Wife of Dante Alighieri

Gemma di Manetto Donati (c. 3 March 1265 – after 1333), commonly shortened to Gemma Donati, was the wife of Italian poet Dante Alighieri.

== Biography ==
Gemma Donati's life is relatively undocumented. Dante's extant writings make no mention of Donati. Instead he wrote prolifically about his love-interest and muse Beatrice Portinari, whom he met when he was nine.

Donati was born to Manetto and Maria Donati in around 1267, two years after her future husband, Dante Alighieri. The Donati family was a wealthy family in medieval Florence. She was betrothed to Dante in 1277 when he was either 11 or 12 years old. Her dowry was only 200 florins, which suggests that Dante's family had no substantial assets by the mid-1270s. Nevertheless, an alliance with the Donati family through marriage was socially prestigious. Since the Donati family owned a lot of land in Florence and made money through renting, it is very likely that the Donatis were the landlords of the Alighieri home. The couple were married sometime around 1285 while they were in their early 20s.

Accounts vary as to how many children Donati and Dante had, but they had at least four children:

- Pietro (c. 1285)
- Giovanni (c. 1288)
- Jacopo (c. 1289)
- Antonia (c. 1300)
There has been discussion among scholars of whether or not the marriage between Donati and Dante was a happy one. In Boccaccio's Trattatello in laude di Dante, Boccaccio writes that Dante's relationship with Donati only brought him trouble and pain. Despite this claim, there is no firm evidence that the marriage was not a happy one. There is evidence that Dante was on good terms with Donati's family, as in the 1290s Manetto Donati gave Dante several loans.

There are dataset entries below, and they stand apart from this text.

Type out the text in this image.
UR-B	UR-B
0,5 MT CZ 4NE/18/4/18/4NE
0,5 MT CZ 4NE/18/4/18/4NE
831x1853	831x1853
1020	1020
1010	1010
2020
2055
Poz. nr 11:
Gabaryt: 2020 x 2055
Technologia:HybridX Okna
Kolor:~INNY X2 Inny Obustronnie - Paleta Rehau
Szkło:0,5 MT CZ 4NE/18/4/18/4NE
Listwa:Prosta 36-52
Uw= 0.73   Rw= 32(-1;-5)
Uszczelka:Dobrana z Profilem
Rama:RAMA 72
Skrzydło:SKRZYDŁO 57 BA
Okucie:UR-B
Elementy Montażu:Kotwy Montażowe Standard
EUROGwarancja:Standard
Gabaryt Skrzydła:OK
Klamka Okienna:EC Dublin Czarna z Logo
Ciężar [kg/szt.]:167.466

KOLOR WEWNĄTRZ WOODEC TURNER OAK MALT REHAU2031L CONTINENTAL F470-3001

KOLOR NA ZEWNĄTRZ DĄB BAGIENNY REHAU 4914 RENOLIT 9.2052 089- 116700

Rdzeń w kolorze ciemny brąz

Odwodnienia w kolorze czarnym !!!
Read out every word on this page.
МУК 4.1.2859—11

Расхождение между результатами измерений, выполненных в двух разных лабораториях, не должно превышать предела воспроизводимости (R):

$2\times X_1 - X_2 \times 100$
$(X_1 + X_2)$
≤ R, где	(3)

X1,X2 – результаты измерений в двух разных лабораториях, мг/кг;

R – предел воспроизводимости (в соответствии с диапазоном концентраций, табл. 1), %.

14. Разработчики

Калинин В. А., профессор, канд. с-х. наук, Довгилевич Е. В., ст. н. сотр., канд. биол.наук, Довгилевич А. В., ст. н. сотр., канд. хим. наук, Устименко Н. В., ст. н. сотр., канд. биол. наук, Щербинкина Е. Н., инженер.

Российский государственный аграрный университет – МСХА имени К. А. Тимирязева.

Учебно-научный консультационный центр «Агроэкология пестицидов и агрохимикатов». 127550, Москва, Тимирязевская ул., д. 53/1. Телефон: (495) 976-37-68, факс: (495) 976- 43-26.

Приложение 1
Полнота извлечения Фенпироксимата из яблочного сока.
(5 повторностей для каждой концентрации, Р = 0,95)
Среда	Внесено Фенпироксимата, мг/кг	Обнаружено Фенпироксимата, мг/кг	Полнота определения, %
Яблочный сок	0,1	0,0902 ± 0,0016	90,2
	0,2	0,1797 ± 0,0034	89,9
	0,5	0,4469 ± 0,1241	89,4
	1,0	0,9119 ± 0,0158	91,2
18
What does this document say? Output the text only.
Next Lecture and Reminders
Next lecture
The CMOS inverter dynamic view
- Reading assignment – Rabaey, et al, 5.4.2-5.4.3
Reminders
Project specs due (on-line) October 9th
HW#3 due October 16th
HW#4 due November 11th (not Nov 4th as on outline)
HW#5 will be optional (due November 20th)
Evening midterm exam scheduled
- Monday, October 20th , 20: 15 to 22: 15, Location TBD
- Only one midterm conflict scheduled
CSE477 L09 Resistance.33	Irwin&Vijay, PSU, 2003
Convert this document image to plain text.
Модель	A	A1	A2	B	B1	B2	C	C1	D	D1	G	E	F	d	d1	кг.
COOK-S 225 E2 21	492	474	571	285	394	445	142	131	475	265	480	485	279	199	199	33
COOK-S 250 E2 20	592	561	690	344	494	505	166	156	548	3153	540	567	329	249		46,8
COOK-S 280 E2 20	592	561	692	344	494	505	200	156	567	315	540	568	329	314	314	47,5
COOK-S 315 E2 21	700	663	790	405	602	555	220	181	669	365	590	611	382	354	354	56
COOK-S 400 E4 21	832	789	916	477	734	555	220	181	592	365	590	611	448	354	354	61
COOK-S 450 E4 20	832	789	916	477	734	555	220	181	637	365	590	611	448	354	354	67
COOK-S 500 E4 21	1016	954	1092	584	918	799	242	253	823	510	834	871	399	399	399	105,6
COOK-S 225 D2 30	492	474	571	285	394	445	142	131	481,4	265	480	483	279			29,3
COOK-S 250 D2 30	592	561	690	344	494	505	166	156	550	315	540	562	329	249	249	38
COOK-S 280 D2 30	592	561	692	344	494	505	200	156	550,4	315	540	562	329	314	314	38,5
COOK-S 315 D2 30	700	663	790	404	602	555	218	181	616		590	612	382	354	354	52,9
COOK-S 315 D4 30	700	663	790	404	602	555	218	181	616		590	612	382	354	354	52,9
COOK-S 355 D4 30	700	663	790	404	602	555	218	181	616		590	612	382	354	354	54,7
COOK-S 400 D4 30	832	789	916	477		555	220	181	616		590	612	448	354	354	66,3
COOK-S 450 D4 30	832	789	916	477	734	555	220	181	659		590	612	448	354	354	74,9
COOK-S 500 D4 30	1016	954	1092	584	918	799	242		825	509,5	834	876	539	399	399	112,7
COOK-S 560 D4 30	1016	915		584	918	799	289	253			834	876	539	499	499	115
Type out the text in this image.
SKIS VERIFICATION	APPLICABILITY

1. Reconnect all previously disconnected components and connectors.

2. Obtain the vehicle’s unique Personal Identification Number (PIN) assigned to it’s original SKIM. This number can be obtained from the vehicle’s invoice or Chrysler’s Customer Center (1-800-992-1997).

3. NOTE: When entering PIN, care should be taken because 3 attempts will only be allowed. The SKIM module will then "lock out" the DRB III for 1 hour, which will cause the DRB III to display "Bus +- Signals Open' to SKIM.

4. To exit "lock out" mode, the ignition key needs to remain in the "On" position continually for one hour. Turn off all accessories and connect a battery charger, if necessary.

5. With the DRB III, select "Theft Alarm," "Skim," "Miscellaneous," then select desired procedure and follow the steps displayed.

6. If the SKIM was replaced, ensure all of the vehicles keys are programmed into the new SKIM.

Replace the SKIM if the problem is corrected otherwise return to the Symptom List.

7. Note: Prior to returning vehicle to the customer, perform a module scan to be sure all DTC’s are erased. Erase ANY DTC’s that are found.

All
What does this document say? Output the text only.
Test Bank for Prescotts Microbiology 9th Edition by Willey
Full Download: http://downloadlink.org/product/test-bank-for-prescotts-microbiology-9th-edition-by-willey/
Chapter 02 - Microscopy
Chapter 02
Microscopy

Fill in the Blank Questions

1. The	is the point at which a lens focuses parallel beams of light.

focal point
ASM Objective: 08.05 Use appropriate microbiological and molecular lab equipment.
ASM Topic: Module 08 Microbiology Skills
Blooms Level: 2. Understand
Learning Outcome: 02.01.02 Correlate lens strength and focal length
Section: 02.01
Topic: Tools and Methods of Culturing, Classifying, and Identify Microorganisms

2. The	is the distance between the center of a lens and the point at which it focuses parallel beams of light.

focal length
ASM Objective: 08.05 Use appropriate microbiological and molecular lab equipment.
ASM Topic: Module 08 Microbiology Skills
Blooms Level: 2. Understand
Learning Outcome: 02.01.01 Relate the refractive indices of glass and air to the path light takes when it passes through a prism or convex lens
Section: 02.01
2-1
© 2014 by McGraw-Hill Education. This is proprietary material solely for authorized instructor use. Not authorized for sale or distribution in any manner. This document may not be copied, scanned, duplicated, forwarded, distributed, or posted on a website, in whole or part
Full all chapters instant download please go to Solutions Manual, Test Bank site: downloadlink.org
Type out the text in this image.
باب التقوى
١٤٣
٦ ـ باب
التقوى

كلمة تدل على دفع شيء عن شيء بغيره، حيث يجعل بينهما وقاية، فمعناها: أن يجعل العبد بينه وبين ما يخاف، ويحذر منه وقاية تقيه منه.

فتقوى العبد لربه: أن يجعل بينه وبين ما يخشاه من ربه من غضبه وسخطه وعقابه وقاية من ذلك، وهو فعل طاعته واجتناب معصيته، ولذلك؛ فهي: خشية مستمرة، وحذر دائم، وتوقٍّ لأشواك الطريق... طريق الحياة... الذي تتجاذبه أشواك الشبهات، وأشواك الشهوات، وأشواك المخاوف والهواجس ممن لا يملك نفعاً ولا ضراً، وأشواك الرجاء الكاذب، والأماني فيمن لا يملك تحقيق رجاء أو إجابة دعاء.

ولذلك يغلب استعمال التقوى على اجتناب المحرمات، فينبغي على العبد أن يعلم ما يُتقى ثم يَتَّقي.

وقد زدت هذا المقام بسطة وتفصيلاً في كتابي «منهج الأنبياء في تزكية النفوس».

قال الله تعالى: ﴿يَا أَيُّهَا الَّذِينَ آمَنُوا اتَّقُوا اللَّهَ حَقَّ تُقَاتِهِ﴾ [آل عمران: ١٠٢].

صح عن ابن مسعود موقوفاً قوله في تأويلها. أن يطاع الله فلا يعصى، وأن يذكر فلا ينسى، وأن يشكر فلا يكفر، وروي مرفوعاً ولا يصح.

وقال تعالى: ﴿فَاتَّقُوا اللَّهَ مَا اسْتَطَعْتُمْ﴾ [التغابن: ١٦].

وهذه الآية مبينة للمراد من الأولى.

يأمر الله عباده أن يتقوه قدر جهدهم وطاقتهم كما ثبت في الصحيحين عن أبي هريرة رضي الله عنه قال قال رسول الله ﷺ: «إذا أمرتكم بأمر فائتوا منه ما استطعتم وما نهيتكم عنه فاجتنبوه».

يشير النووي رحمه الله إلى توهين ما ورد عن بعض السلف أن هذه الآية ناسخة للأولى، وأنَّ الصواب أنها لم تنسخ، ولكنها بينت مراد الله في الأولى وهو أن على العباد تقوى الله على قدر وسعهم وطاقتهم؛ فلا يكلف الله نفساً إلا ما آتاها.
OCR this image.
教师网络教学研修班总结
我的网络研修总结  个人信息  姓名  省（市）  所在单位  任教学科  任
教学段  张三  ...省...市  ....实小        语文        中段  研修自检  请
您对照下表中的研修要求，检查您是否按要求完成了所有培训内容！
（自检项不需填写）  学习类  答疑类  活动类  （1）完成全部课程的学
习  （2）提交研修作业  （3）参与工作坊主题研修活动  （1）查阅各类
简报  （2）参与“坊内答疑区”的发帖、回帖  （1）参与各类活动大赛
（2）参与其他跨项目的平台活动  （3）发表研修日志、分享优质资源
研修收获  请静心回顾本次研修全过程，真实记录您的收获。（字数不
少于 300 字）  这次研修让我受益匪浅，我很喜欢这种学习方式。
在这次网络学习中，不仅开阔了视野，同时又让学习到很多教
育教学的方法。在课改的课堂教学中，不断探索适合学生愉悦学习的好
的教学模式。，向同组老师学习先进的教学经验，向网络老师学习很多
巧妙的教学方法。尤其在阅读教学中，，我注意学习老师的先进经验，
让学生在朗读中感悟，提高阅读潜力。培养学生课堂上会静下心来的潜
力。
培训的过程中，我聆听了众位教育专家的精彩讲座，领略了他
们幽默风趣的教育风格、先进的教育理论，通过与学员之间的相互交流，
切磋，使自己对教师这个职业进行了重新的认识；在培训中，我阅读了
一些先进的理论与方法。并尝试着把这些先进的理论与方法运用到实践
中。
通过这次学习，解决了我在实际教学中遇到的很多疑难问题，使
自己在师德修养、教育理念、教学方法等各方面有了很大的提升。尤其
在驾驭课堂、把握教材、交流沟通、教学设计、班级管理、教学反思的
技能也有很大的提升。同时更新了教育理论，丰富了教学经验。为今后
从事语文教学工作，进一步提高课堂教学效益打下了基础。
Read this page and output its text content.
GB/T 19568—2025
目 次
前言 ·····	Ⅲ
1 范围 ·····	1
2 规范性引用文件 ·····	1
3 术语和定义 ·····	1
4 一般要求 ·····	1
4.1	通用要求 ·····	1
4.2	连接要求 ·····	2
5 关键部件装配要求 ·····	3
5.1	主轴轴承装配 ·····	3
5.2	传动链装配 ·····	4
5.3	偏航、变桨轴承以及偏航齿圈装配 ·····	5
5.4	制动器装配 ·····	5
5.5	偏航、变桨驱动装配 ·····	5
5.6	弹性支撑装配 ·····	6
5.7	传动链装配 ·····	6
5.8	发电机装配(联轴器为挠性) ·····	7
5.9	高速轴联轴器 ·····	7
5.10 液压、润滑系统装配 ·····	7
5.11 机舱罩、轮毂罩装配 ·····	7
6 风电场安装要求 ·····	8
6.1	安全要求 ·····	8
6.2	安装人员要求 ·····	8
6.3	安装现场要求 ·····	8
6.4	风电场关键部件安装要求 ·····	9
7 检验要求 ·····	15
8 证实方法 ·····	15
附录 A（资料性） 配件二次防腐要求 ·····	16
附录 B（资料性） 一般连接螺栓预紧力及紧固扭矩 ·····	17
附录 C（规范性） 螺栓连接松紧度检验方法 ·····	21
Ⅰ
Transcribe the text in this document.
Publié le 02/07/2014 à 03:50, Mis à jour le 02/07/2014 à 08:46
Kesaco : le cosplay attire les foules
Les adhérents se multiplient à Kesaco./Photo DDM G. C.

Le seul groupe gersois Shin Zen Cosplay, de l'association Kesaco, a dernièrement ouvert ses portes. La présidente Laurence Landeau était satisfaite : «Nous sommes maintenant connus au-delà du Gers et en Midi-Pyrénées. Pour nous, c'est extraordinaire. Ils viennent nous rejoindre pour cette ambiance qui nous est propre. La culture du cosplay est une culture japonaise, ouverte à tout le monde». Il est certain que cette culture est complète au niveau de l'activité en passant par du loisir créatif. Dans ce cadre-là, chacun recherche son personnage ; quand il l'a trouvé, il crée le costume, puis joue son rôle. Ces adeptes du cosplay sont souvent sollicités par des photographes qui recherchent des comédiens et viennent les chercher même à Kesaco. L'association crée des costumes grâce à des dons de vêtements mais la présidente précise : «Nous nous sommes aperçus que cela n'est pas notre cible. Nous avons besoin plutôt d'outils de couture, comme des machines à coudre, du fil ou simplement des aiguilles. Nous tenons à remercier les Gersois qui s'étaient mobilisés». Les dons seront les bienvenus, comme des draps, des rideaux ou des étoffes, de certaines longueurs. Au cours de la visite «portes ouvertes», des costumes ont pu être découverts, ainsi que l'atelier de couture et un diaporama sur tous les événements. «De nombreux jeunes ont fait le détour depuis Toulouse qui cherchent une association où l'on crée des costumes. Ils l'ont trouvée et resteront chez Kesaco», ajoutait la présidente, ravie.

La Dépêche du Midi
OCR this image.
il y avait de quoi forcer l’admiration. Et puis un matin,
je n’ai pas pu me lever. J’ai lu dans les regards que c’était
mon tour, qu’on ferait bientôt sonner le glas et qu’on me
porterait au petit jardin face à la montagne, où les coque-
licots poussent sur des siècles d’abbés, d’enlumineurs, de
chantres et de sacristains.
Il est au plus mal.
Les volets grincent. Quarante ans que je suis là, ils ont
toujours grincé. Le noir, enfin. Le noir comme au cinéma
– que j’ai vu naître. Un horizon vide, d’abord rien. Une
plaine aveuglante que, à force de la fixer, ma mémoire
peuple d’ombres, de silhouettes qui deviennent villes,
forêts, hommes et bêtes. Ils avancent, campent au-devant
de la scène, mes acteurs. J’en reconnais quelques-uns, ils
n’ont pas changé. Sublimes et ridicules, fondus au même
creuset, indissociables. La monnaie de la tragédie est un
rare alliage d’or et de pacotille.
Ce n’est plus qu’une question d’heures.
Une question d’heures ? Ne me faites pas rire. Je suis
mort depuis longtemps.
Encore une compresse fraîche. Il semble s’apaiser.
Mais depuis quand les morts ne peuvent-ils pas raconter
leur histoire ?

When Dante was exiled from Florence in 1301, Donati and her children did not join him, and it is probable that Donati never saw her husband again. She entered a convent in Ravenna later in her life. Documents suggest that as of June 1333 she was alive; however, her exact death date is unknown.

Dante would represent her as the Virgin Mary in the Canto XXIII of the Paradiso, as "introduction" to the representation of their children Pietro, Jacopo, Giovanni, represented in the following Cantos by the respective saints, and Antonia, represented by Beatrice and Adamo.